O Presidente da República destacou esta quarta-feira a arquitetura e a gastronomia de Macau, “um cruzamento civilizacional intenso e irrepetível”, num passeio pelo centro histórico do território onde foi recebido sob fortes aplausos.

As menos de 24 horas de Marcelo Rebelo de Sousa em Macau tiveram início esta manhã no Largo do Senado, coração do centro histórico e urbano da “cidade da calçada” e o ponto de partida para um “roteiro gastronómico e patrimonial”.

Entre a Santa Casa da Misericórdia e as Ruínas de São Paulo, dois locais emblemáticos daquele centro que já foi declarado património mundial da UNESCO, Marcelo foi abraçado por residentes, bebeu chá com comerciantes, provou pastéis de nata e foi, um pouco por todo o passeio, aplaudido e fotogrado por uma multidão curiosa.

Na Santa Casa, instituição de matriz portuguesa que este ano assinala os 450 anos, o chefe de Estado português destacou a "permanência e a renovação do espírito fundador" da instituição.
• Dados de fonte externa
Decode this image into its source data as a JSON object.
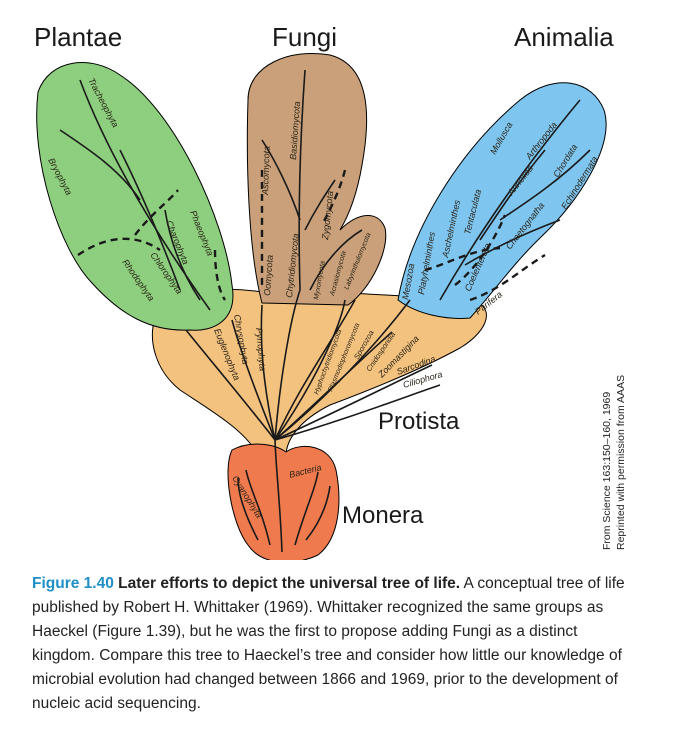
{
  "kingdoms": {
    "plantae": "Plantae",
    "fungi": "Fungi",
    "animalia": "Animalia",
    "protista": "Protista",
    "monera": "Monera"
  },
  "groups": {
    "plantae": [
      "Tracheophyta",
      "Bryophyta",
      "Phaeophyta",
      "Charophyta",
      "Chlorophyta",
      "Rhodophyta"
    ],
    "fungi": [
      "Ascomycota",
      "Basidiomycota",
      "Zygomycota",
      "Chytridiomycota",
      "Oomycota",
      "Myxomycota",
      "Acrasiomycota",
      "Labyrinthulomycota"
    ],
    "animalia": [
      "Mollusca",
      "Arthropoda",
      "Annelida",
      "Chordata",
      "Echinodermata",
      "Chaetognatha",
      "Tentaculata",
      "Aschelminthes",
      "Platyhelminthes",
      "Mesozoa",
      "Coelenterata",
      "Parifera"
    ],
    "protista": [
      "Chrysophyta",
      "Pyrrophyta",
      "Euglenophyta",
      "Hyphochytridiomycota",
      "Plasmodiophoromycota",
      "Sporozoa",
      "Cnidosporidia",
      "Zoomastigina",
      "Sarcodina",
      "Ciliophora"
    ],
    "monera": [
      "Bacteria",
      "Cyanophyta"
    ]
  },
  "colors": {
    "plantae": "#8dcf7e",
    "fungi": "#c9a079",
    "animalia": "#7ec5ef",
    "protista": "#f4c27f",
    "monera": "#ef7a4e",
    "figure_number": "#1f8fc7"
  },
  "credit": {
    "line1": "From Science 163:150–160, 1969",
    "line2": "Reprinted with permission from AAAS"
  },
  "caption": {
    "number": "Figure 1.40",
    "title": "Later efforts to depict the universal tree of life.",
    "body": "A conceptual tree of life published by Robert H. Whittaker (1969). Whittaker recognized the same groups as Haeckel (Figure 1.39), but he was the first to propose adding Fungi as a distinct kingdom. Compare this tree to Haeckel’s tree and consider how little our knowledge of microbial evolution had changed between 1866 and 1969, prior to the development of nucleic acid sequencing."
  }
}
Aqui [a Macau] chegou esse espírito juntamente com todo o espírito que transportámos pelo mundo", afirmou Marcelo Rebelo de Sousa, numa referência à expansão ultramarina de Portugal, na intervenção proferida na instituição.

Depois de ser recebido pelo provedor da Santa Casa da Misericórdia de Macau, António José de Freitas, o Presidente da República sublinhou ainda "a história singular" da instiuição "no mundo e na Ásia, onde nasceu tanta civilização e de onde se projeta para o futuro tanta civilização".

O desafio que se coloca à instituição é o de "fidelidade às raízes", de manter o espírito empreendedor das misericórdias, e o de "saber viver no quadro da excelência das relações entre Portugal e a China".

Por seu lado, o provedor da Santa Casa realçou que a história da instituição “é indissociável da presença da comunidade portuguesa nesta região do sul da China” e manifestou vontade de "continuar a dignificar o bom nome de Portugal e da comunidade portuguesa que aqui permanece".

Entre os vários locais emblemáticos do centro histórico de Macau, e sempre acompanhado pelo secretário para os Assuntos Sociais e Cultura de Macau, Alexis Tam, o Presidente português provou iguarias macaenses e de influência portuguesa, incluindo o famoso pastel de nata, que admitiu ser "menos doce" aqui, e destacou várias vezes a calçada portuguesa, que confessou "fazer toda a diferença" na paisagem.

Na última paragem do roteiro, as Ruínas de São Paulo, Marcelo sublinhou a singularidade de Macau, muito devido à influência portugesa na região.

Macau é diferente. Vale o que vale por ser diferente. A diferença significa um cruzamento de línguas, de tradições, de gastronomia, é essa a riqueza de Macau (...) que tem de continuar, na presença da língua portuguesa”, afirmou.

Macau é o último ponto da visita do chefe de Estado à República Popular da China, que termina esta quarta-feira.